BBC Brasil - E quanto aos shopping centers e lojistas, qual foi a reação?

Eles ficaram alarmados e surpresos, sobretudo quando houve violência. Mas eles são parte da comunidade, e precisamos de soluções comunitárias para esses problemas, que envolvam a cidade, a polícia, os shoppings no diálogo.

De fato, vemos muitos (lugares nos EUA) que não permitem jovens em grupo. Essas reações são compreensíveis, mas não funcionam no longo prazo.

BBC Brasil - E qual é a melhor abordagem no curto prazo para impedir que esses encontros acabem em violência?

Quando entrevistamos os jovens, percebemos que vários deles estavam dispostos a dialogar e buscar soluções. A maioria não quer estar envolvida em violência, e podemos criar oportunidades para diminuir as chances de que isso aconteça.

Esses "flashmobs" podem parecer algo novo, por envolverem novas tecnologias (de comunicação) que permitem grandes reuniões, mas as coisas por trás disso são antigas. Nos anos 1950, tínhamos aqui nos EUA grupos de jovens que saíam fazendo bagunça. É a mesma coisa, de jovens querendo ver e serem vistos, só ganhou escala maior agora.

BBC Brasil - Em dezembro, houve mais um "flashmob" no Brooklyn (NY), que terminou em violência. O senhor acha que eles continuarão a ocorrer?

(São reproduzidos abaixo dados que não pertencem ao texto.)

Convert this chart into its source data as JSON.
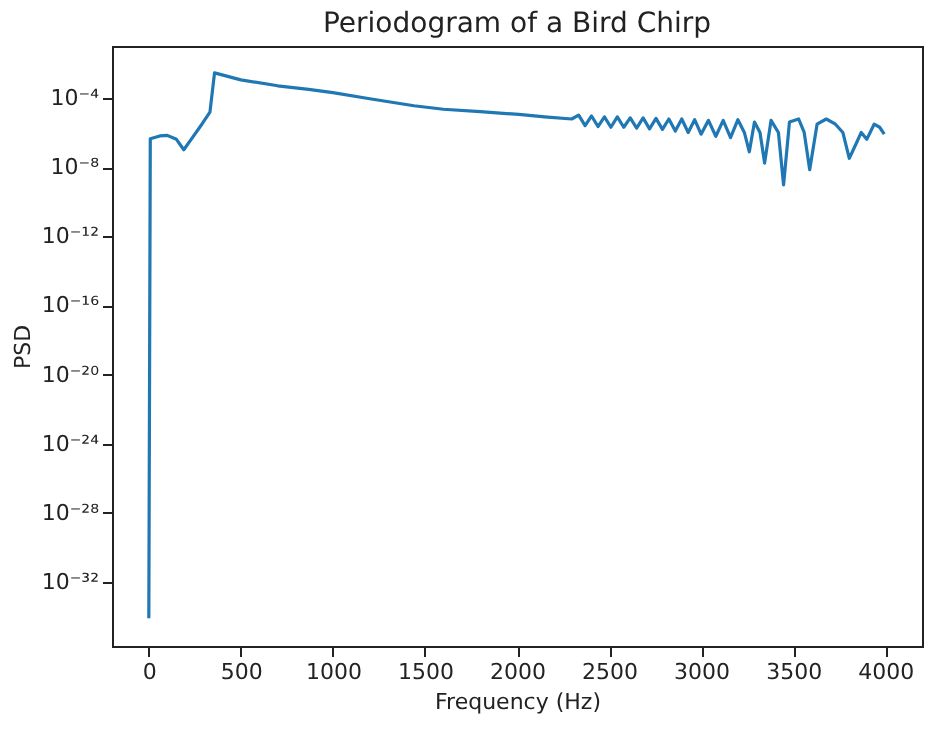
{
  "chart_data": {
    "type": "line",
    "title": "Periodogram of a Bird Chirp",
    "xlabel": "Frequency (Hz)",
    "ylabel": "PSD",
    "log": "y",
    "grid": false,
    "legend": false,
    "xlim": [
      -200,
      4200
    ],
    "xticks": [
      0,
      500,
      1000,
      1500,
      2000,
      2500,
      3000,
      3500,
      4000
    ],
    "ylim": [
      2e-36,
      0.1
    ],
    "yticks": [
      {
        "value": 1e-32,
        "label": "10⁻³²"
      },
      {
        "value": 1e-28,
        "label": "10⁻²⁸"
      },
      {
        "value": 1e-24,
        "label": "10⁻²⁴"
      },
      {
        "value": 1e-20,
        "label": "10⁻²⁰"
      },
      {
        "value": 1e-16,
        "label": "10⁻¹⁶"
      },
      {
        "value": 1e-12,
        "label": "10⁻¹²"
      },
      {
        "value": 1e-08,
        "label": "10⁻⁸"
      },
      {
        "value": 0.0001,
        "label": "10⁻⁴"
      }
    ],
    "series": [
      {
        "color": "#1f77b4",
        "x": [
          0,
          8,
          60,
          100,
          150,
          190,
          230,
          290,
          332,
          357,
          500,
          700,
          868,
          1000,
          1200,
          1440,
          1600,
          1800,
          2010,
          2150,
          2297,
          2335,
          2370,
          2405,
          2440,
          2475,
          2510,
          2545,
          2580,
          2615,
          2650,
          2685,
          2720,
          2755,
          2790,
          2825,
          2860,
          2895,
          2930,
          2965,
          3000,
          3040,
          3080,
          3120,
          3160,
          3200,
          3235,
          3262,
          3290,
          3320,
          3345,
          3380,
          3420,
          3448,
          3480,
          3530,
          3560,
          3590,
          3630,
          3680,
          3730,
          3770,
          3805,
          3840,
          3870,
          3900,
          3940,
          3970,
          3995
        ],
        "values": [
          8e-35,
          4.3e-07,
          6.3e-07,
          6.8e-07,
          4e-07,
          1e-07,
          4e-07,
          3.2e-06,
          1.5e-05,
          0.0028,
          0.0011,
          0.0005,
          0.00031,
          0.0002,
          8.9e-05,
          3.5e-05,
          2.2e-05,
          1.6e-05,
          1.1e-05,
          7.9e-06,
          6e-06,
          1e-05,
          2.5e-06,
          9e-06,
          2.2e-06,
          8e-06,
          2e-06,
          8e-06,
          2e-06,
          7e-06,
          1.8e-06,
          7e-06,
          1.6e-06,
          6.5e-06,
          1.5e-06,
          6e-06,
          1.2e-06,
          6e-06,
          1e-06,
          5.5e-06,
          8e-07,
          5e-06,
          6e-07,
          5e-06,
          5e-07,
          5.5e-06,
          1e-06,
          7.6e-08,
          4e-06,
          1e-06,
          1.7e-08,
          5e-06,
          1e-06,
          9.3e-10,
          4e-06,
          6e-06,
          1e-06,
          7e-09,
          3e-06,
          6e-06,
          3e-06,
          1e-06,
          3.2e-08,
          2e-07,
          1e-06,
          4e-07,
          3e-06,
          2e-06,
          8e-07
        ]
      }
    ]
  }
}
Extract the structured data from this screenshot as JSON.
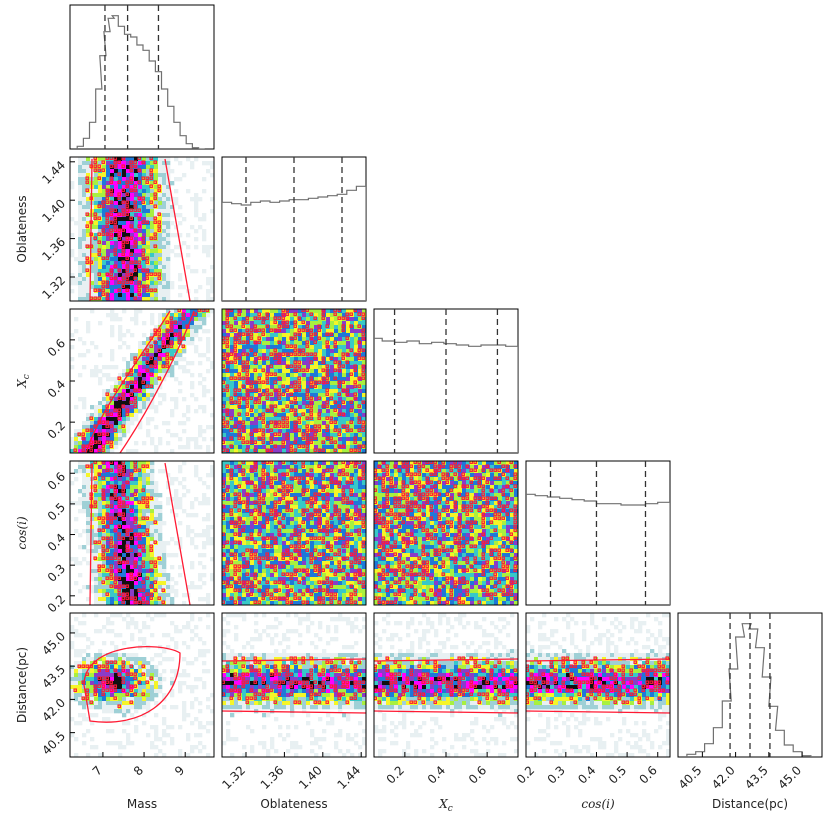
{
  "chart_data": {
    "type": "corner",
    "parameters": [
      {
        "name": "Mass",
        "label": "Mass",
        "label_style": "sans",
        "range": [
          6.2,
          9.7
        ],
        "ticks": [
          7,
          8,
          9
        ],
        "tick_labels": [
          "7",
          "8",
          "9"
        ],
        "quantiles": [
          7.05,
          7.6,
          8.35
        ]
      },
      {
        "name": "Oblateness",
        "label": "Oblateness",
        "label_style": "sans",
        "range": [
          1.295,
          1.445
        ],
        "ticks": [
          1.32,
          1.36,
          1.4,
          1.44
        ],
        "tick_labels": [
          "1.32",
          "1.36",
          "1.40",
          "1.44"
        ],
        "quantiles": [
          1.32,
          1.37,
          1.42
        ]
      },
      {
        "name": "Xc",
        "label": "X",
        "label_sub": "c",
        "label_style": "math",
        "range": [
          0.05,
          0.75
        ],
        "ticks": [
          0.2,
          0.4,
          0.6
        ],
        "tick_labels": [
          "0.2",
          "0.4",
          "0.6"
        ],
        "quantiles": [
          0.15,
          0.4,
          0.65
        ]
      },
      {
        "name": "cos_i",
        "label": "cos(i)",
        "label_style": "math",
        "range": [
          0.17,
          0.64
        ],
        "ticks": [
          0.2,
          0.3,
          0.4,
          0.5,
          0.6
        ],
        "tick_labels": [
          "0.2",
          "0.3",
          "0.4",
          "0.5",
          "0.6"
        ],
        "quantiles": [
          0.25,
          0.4,
          0.56
        ]
      },
      {
        "name": "Distance",
        "label": "Distance(pc)",
        "label_style": "sans",
        "range": [
          39.4,
          45.9
        ],
        "ticks": [
          40.5,
          42.0,
          43.5,
          45.0
        ],
        "tick_labels": [
          "40.5",
          "42.0",
          "43.5",
          "45.0"
        ],
        "quantiles": [
          41.75,
          42.65,
          43.55
        ]
      }
    ],
    "histograms": {
      "Mass": [
        {
          "x": 6.45,
          "y": 2
        },
        {
          "x": 6.6,
          "y": 8
        },
        {
          "x": 6.75,
          "y": 20
        },
        {
          "x": 6.9,
          "y": 45
        },
        {
          "x": 7.0,
          "y": 70
        },
        {
          "x": 7.1,
          "y": 88
        },
        {
          "x": 7.2,
          "y": 98
        },
        {
          "x": 7.3,
          "y": 100
        },
        {
          "x": 7.45,
          "y": 92
        },
        {
          "x": 7.6,
          "y": 86
        },
        {
          "x": 7.75,
          "y": 84
        },
        {
          "x": 7.9,
          "y": 78
        },
        {
          "x": 8.05,
          "y": 74
        },
        {
          "x": 8.2,
          "y": 66
        },
        {
          "x": 8.35,
          "y": 58
        },
        {
          "x": 8.5,
          "y": 45
        },
        {
          "x": 8.65,
          "y": 32
        },
        {
          "x": 8.8,
          "y": 20
        },
        {
          "x": 8.95,
          "y": 10
        },
        {
          "x": 9.1,
          "y": 4
        },
        {
          "x": 9.25,
          "y": 1
        },
        {
          "x": 9.4,
          "y": 0
        }
      ],
      "Oblateness": [
        {
          "x": 1.3,
          "y": 74
        },
        {
          "x": 1.31,
          "y": 73
        },
        {
          "x": 1.32,
          "y": 72
        },
        {
          "x": 1.33,
          "y": 74
        },
        {
          "x": 1.34,
          "y": 75
        },
        {
          "x": 1.35,
          "y": 74
        },
        {
          "x": 1.36,
          "y": 75
        },
        {
          "x": 1.37,
          "y": 76
        },
        {
          "x": 1.38,
          "y": 76
        },
        {
          "x": 1.39,
          "y": 77
        },
        {
          "x": 1.4,
          "y": 78
        },
        {
          "x": 1.41,
          "y": 79
        },
        {
          "x": 1.42,
          "y": 80
        },
        {
          "x": 1.43,
          "y": 83
        },
        {
          "x": 1.44,
          "y": 86
        }
      ],
      "Xc": [
        {
          "x": 0.06,
          "y": 86
        },
        {
          "x": 0.12,
          "y": 84
        },
        {
          "x": 0.18,
          "y": 83
        },
        {
          "x": 0.24,
          "y": 84
        },
        {
          "x": 0.3,
          "y": 82
        },
        {
          "x": 0.36,
          "y": 83
        },
        {
          "x": 0.42,
          "y": 82
        },
        {
          "x": 0.48,
          "y": 81
        },
        {
          "x": 0.54,
          "y": 80
        },
        {
          "x": 0.6,
          "y": 81
        },
        {
          "x": 0.66,
          "y": 81
        },
        {
          "x": 0.72,
          "y": 80
        }
      ],
      "cos_i": [
        {
          "x": 0.18,
          "y": 83
        },
        {
          "x": 0.22,
          "y": 82
        },
        {
          "x": 0.26,
          "y": 81
        },
        {
          "x": 0.3,
          "y": 80
        },
        {
          "x": 0.34,
          "y": 79
        },
        {
          "x": 0.38,
          "y": 78
        },
        {
          "x": 0.42,
          "y": 76
        },
        {
          "x": 0.46,
          "y": 76
        },
        {
          "x": 0.5,
          "y": 75
        },
        {
          "x": 0.54,
          "y": 75
        },
        {
          "x": 0.58,
          "y": 76
        },
        {
          "x": 0.62,
          "y": 77
        }
      ],
      "Distance": [
        {
          "x": 40.0,
          "y": 2
        },
        {
          "x": 40.4,
          "y": 4
        },
        {
          "x": 40.8,
          "y": 10
        },
        {
          "x": 41.2,
          "y": 22
        },
        {
          "x": 41.6,
          "y": 42
        },
        {
          "x": 41.9,
          "y": 66
        },
        {
          "x": 42.2,
          "y": 90
        },
        {
          "x": 42.5,
          "y": 100
        },
        {
          "x": 42.8,
          "y": 96
        },
        {
          "x": 43.1,
          "y": 82
        },
        {
          "x": 43.4,
          "y": 60
        },
        {
          "x": 43.7,
          "y": 38
        },
        {
          "x": 44.0,
          "y": 20
        },
        {
          "x": 44.4,
          "y": 9
        },
        {
          "x": 44.8,
          "y": 4
        },
        {
          "x": 45.2,
          "y": 1
        }
      ]
    },
    "colors": {
      "histogram_line": "#707070",
      "quantile_line": "#333333",
      "contour_outer": "#ff1a33",
      "density_levels": [
        "#e8f0f2",
        "#9fd0d6",
        "#f5f528",
        "#a8f040",
        "#38c8c8",
        "#1e78d8",
        "#8a3cc8",
        "#ff00ff",
        "#101010"
      ]
    }
  }
}
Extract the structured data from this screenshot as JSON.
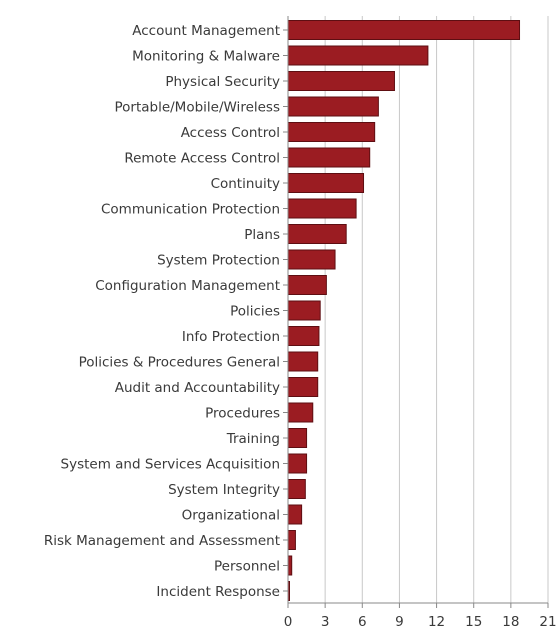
{
  "chart_data": {
    "type": "bar",
    "orientation": "horizontal",
    "title": "",
    "xlabel": "",
    "ylabel": "",
    "categories": [
      "Account Management",
      "Monitoring & Malware",
      "Physical Security",
      "Portable/Mobile/Wireless",
      "Access Control",
      "Remote Access Control",
      "Continuity",
      "Communication Protection",
      "Plans",
      "System Protection",
      "Configuration Management",
      "Policies",
      "Info Protection",
      "Policies & Procedures General",
      "Audit and Accountability",
      "Procedures",
      "Training",
      "System and Services Acquisition",
      "System Integrity",
      "Organizational",
      "Risk Management and Assessment",
      "Personnel",
      "Incident Response"
    ],
    "values": [
      18.7,
      11.3,
      8.6,
      7.3,
      7.0,
      6.6,
      6.1,
      5.5,
      4.7,
      3.8,
      3.1,
      2.6,
      2.5,
      2.4,
      2.4,
      2.0,
      1.5,
      1.5,
      1.4,
      1.1,
      0.6,
      0.3,
      0.1
    ],
    "xlim": [
      0,
      21
    ],
    "xticks": [
      0,
      3,
      6,
      9,
      12,
      15,
      18,
      21
    ],
    "grid": true,
    "legend": "none",
    "colors": {
      "bar_fill": "#9b1c22",
      "bar_stroke": "#5e0e12",
      "grid": "#c8c8c8",
      "axis": "#888888",
      "text": "#3a3a3a"
    }
  }
}
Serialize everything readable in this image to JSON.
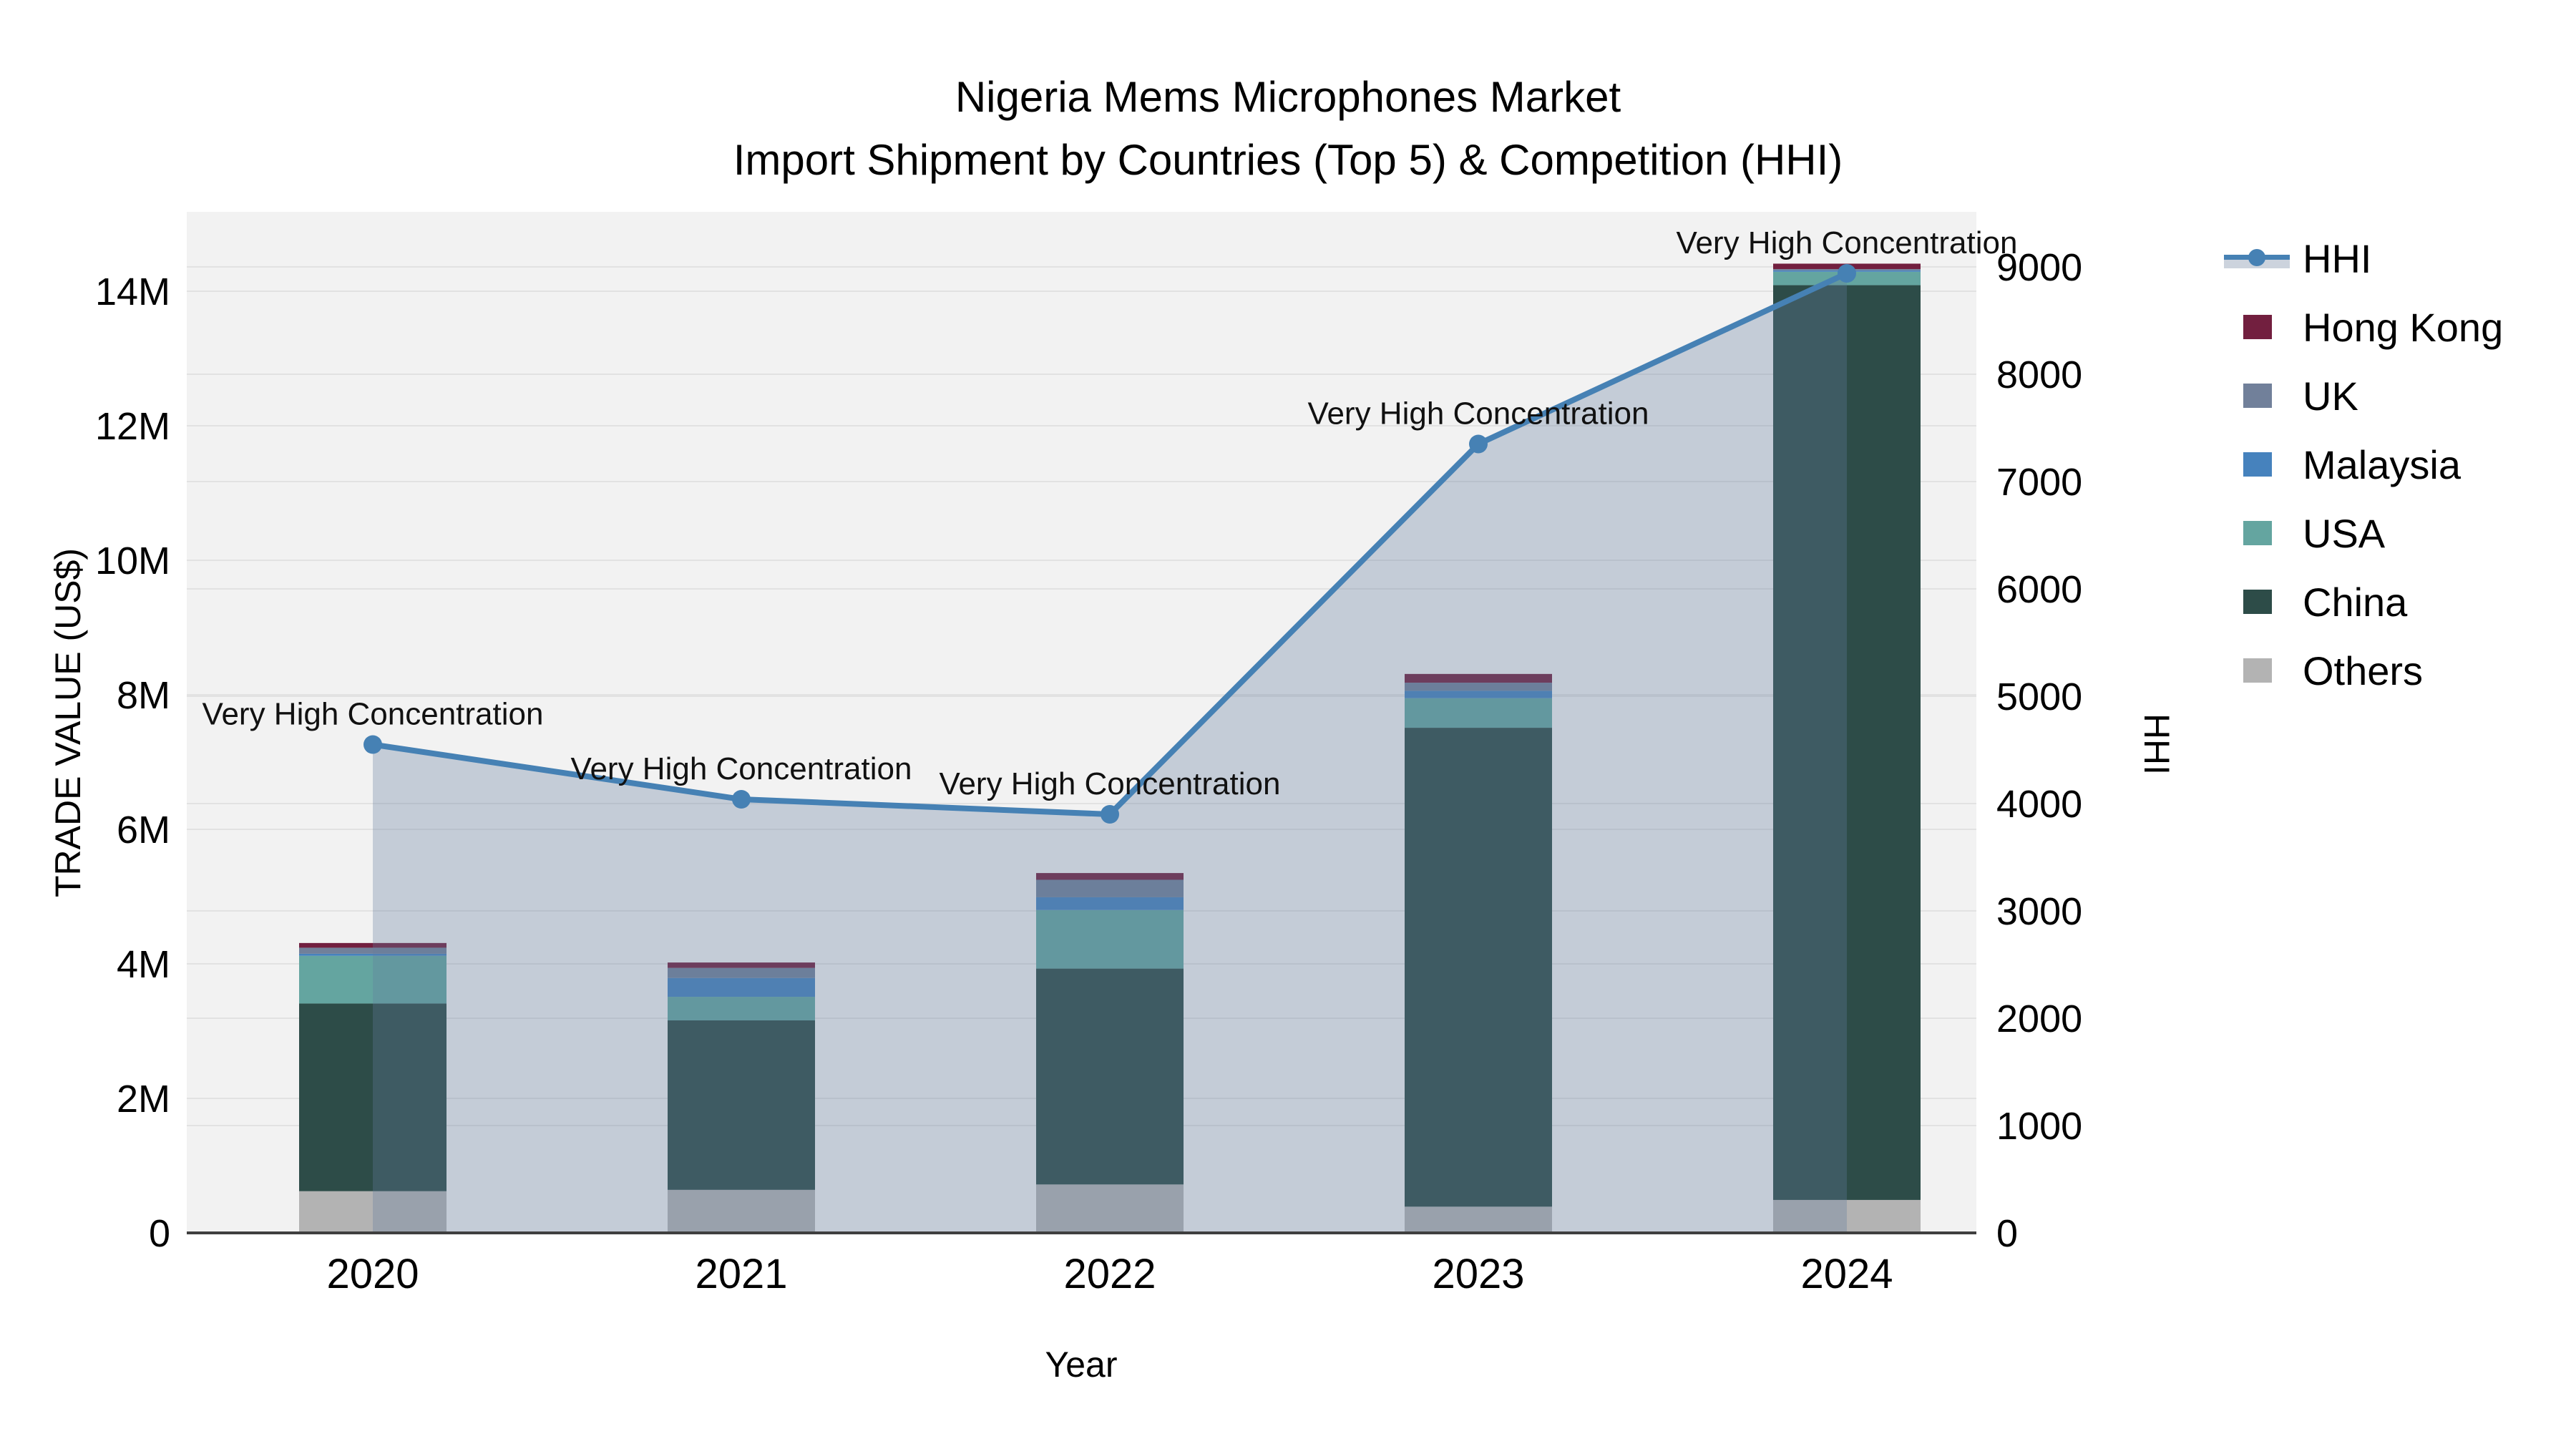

O verão costuma ser a estação na qual esses encontros mais acontecem, como parece ser o caso no Brasil agora. Os jovens estão fora de casa, precisam de locais públicos.

Cidades e comunidades tendem a não ser proativas quanto a esse tipo de coisa, daí algo acontece e todos reagem. Onde houver tédio e falta de oportunidades entre os jovens, isso vai acontecer.

Quando líderes e comunidades começarem a pensar a respeito dessas questões, antecipar necessidades e possíveis soluções, a chance é menor. As cidades precisam pensar de maneira construtiva, e não apenas restritiva.

BBC Brasil - E que papel o shopping tem nessa discussão, como um espaço de consumo?

O shopping center escolhido para os "flashmobs" de Kansas City é um lugar nobre, bonito, uma área aberta. Dá para entender por que alguém ia querer se reunir ali.

A ida de jovens pobres para lá e os problemas causados acrescentaram uma dimensão de classe social à discussão, tornando-a mais tensa.

Se tivesse acontecido em um shopping menos nobre, de um bairro mais simples, teria ocorrido o mesmo? Acho que teria havido alguma reação, mas não igual.

Você menciona o consumo, mas vejo mais como uma questão social.

BBC Brasil - E de raça também?

Houve questões de raça - havendo jovens afro-americanos envolvidos (nos "flashmobs"), isso acabou sendo descrito na mídia como "jovens afro-americanos causando violência".

Para muitos, isso causou preocupação e temor de que se contribuísse para o preconceito e para piorar a situação para os próprios jovens.